Y la segunda, que hay muchas preguntas sobre el coronavirus y sus efectos que él no sabe responder. Porque la única respuesta científica en algunas ocasiones es que no lo sabemos todo.

No lo sabemos todo. Y por eso conviene alejarse de las afirmaciones categóricas y admitir que, en lo que cada uno podamos, es mejor pecar por exceso que por defecto cuando se habla de prevención. Por ejemplo, y como dice la presidenta de Baleares, si no haces daño a nadie llevando la mascarilla a todas partes, pues llévala puesta. Aunque al ministerio de Sanidad le parezca que es sobreactuar.
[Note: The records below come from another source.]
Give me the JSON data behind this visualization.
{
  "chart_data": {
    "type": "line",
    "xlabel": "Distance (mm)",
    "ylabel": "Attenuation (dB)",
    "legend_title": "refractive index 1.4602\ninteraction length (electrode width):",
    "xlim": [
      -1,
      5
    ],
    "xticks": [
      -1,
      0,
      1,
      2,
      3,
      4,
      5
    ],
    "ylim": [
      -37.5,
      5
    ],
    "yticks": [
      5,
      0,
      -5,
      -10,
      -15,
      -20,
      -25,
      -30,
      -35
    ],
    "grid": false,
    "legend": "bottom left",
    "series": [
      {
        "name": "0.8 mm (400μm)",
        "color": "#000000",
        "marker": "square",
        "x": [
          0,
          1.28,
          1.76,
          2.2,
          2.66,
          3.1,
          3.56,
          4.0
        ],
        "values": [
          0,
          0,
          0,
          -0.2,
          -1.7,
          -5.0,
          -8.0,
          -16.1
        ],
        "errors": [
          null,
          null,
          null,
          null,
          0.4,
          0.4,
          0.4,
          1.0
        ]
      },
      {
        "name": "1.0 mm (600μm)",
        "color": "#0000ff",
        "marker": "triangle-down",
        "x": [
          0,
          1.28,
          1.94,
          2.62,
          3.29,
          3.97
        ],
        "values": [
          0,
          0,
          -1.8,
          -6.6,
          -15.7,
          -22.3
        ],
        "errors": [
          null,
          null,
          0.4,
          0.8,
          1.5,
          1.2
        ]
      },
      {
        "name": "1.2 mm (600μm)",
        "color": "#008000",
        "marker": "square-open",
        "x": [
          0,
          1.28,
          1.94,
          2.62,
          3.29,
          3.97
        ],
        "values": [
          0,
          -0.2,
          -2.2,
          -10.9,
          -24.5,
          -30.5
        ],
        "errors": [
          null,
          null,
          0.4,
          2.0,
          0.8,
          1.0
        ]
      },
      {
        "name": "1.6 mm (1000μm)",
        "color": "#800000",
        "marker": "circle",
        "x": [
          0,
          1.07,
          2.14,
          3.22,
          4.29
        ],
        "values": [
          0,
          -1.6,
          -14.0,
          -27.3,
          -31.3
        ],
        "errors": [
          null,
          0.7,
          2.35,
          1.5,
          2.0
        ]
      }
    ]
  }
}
En octubre de 1918, en la provincia de Zamora castigada por la epidemia de gripe, se prohibió que tocaran al muerto las campanas de las iglesias para que el ánimo de la población no flaqueara. Naturalmente la verdad se abrió camino por encima de las decisiones oficiales. Pese al silencio de los campanarios, los vecinos veían pasar los cortejos fúnebres y ellos mismos iban calculando la dimensión de la tragedia.

Los tribunales superiores de Castilla La Mancha y Castilla y León han publicado los datos de defunciones del mes de abril en sus territorios. Por cada tres fallecidos con coronavirus hay otros dos que probablemente lo fueron. Si en el resto de España las proporciones son las mismas, el número de defunciones estaría por encima de las cuarenta mil, frente a las 27.000 del registro oficial.

En septiembre de 1918, en Medina del Campo, los vecinos rodearon el tren en el que viajaban trabajadores portugueses que venían de Francia e iban de regreso a su país, los rociaron con desinfectante y tapiaron los vagones para que no pudieran acceder a los coches en los que iban a subir pasajeros españoles.

Un bulo de la época señalaba a los portugueses como causantes de la entrada de la infección en España. El ministerio de gobernación salió al paso informando de que todos los viajeros eran examinados por los médicos en la frontera y sólo se permitía la entrada a quienes estuvieran sanos. En todas las estaciones donde el tren paraba la autoridad sanitaria vigilaba que nadie descendiera. Y en Medina del Campo, donde la inquietud de la población era tan alta, se aparcaban los coches con portugueses en una vía aislada hasta el momento de engancharlos a la locomotora que iba para Portugal. No había riesgo de lo que hoy llamaríamos casos importados.

El ministerio de Sanidad decretó ayer que todos los ciudadanos que entren a España habrán de guardar dos semanas de cuarentena. Habrán de confinarse en casa, o en el hotel si son turistas, y abandonarlo sólo para comprar alimentos o ir a la farmacia. Raro será el turista, se entiende, que quiera venirse a pasar dos semanas de cuarentena mientras ojea folletos de lo agradable que es la playa.

La comisión europea recomienda que se levanten los controles fronterizos allí donde la epidemia ya remita. El difícil equilibrio de siempre entre movilidad y seguridad, entre el miedo a que los contagios repunten y el miedo a que el turismo desaparezca.